Four years ago this week, in my first effort as a regular Vancouver Courier columnist, I explained why neither provincial nor municipal politicians would dare intervene in the real estate market in order to drive down home prices.
Too much tax revenue was at stake, I argued, not to mention it would be politically risky. When home equity begins to wither away, property owners are quick to blame their elected officials.
May 2015 marked the mid-point of the B.C. Liberal mandate under Christy Clark’s leadership, and Mayor Gregor Robertson’s Vision party had just been re-elected to their third majority term in Vancouver. Both governments boasted about how strong the economy was performing, which was driven in part by a red-hot real estate market.
The irrationality of the real estate market during that period, with its double-digit spikes in annual property assessments, ultimately led each government to implement policies meant to cool things off.
It would be more than a year before Vancouver’s empty home tax and B.C.’s foreign buyers’ tax were put in place.
The beauty of these policies is that they targeted groups the public perceived were at the root of housing unaffordability — property speculators and foreigners (read: immigrants from mainland China). The resulting policies were popular as a result, even if the politicians who brought them forward were not.
Robertson and Clark were ultimately both frustrated in their attempts to tame the real estate dragon, and have since left politics.
Now it is Premier John Horgan and Mayor Kennedy Stewart who are hoping not to get burned. The former has announced a public inquiry into money laundering with an unlimited budget and a two-year timeline to conduct business.
How public support for the inquiry got drummed up was too cute by half. Legislative reporter Rob Shaw lauded the NDP’s strategy in his Postmedia podcast.
“Commissioning Peter German to do not one but two reports,” explained Shaw, “tying it into the drug overdose [issue], tying it into the real estate market [and] luxury vehicles… crafting those on a timeline that lands you halfway through the mandate, and then getting your union contacts, the BCGEU, to whip up public support for an inquiry.
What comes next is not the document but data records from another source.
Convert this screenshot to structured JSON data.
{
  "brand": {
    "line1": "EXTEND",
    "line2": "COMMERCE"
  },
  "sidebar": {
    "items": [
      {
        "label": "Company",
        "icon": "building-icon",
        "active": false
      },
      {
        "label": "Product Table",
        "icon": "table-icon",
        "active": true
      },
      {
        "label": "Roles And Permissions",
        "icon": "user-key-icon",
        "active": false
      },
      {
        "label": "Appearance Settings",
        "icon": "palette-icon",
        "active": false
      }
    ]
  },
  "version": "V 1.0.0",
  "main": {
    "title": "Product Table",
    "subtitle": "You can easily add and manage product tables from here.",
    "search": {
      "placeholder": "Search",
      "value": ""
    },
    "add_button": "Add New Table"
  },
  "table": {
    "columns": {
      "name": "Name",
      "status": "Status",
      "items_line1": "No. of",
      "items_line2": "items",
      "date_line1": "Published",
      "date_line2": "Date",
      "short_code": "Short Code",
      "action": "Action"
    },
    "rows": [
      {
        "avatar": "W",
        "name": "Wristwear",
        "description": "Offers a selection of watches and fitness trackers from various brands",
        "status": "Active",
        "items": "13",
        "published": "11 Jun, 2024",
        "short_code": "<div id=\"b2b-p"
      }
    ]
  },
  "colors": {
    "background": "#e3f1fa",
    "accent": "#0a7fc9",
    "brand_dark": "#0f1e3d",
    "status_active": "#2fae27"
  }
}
Acquiesce to the inquiry as if you really didn’t want it but the people want it, and hit that two-year timeline to bring it in right before the next election.”
“If you started with a blank piece of paper at the beginning of the NDP mandate and crafted a way to do this, it would exactly like what we’ve got,” the reporter added.
Indeed, the B.C. Government Employees’ Union has been pumping its #PublicInquiryNow campaign since last January, and also commissioned a poll on the issue.
Coincidentally, it was at that time when newly elected city councillor Christine Boyle announced her intention to ask council to support for a public inquiry modeled after Charbonneau Commission. Kennedy Stewart convinced Boyle to remove any references to Charbonneau in her motion, citing the fact that the Quebec inquiry focused heavily on corruption in local government.
Stewart clearly did not want to put the City of Vancouver in the crosshairs of a public inquiry.
As a side note, it is interesting that Boyle’s council run was endorsed by her friend Attorney General David Eby, the province’s point man on tackling “dirty money” that allegedly gets washed through B.C. real estate and casinos.
While the B.C. NDP are hoping that many from the B.C. Liberal opposition bench are caught in the dragnet of a public inquiry, it could lead to some awkward moments for the current government.
In 2003, prior to taking office, Horgan along with business partner John Heaney, through their government relations firm, successfully lobbied Vancouver city council to allow slot machines at the Plaza of Nations casino.
The public inquiry will undoubtedly shed light on countless overlapping connections like these to gambling and real estate, on all sides of the political spectrum.
Here are my safe bets for the inquiry — it will become a media circus, and a lot of lawyers will get fat off of that lack of a spending cap set by the province.
Regrettably, what it will not end is money laundering in B.C., or make housing here more affordable.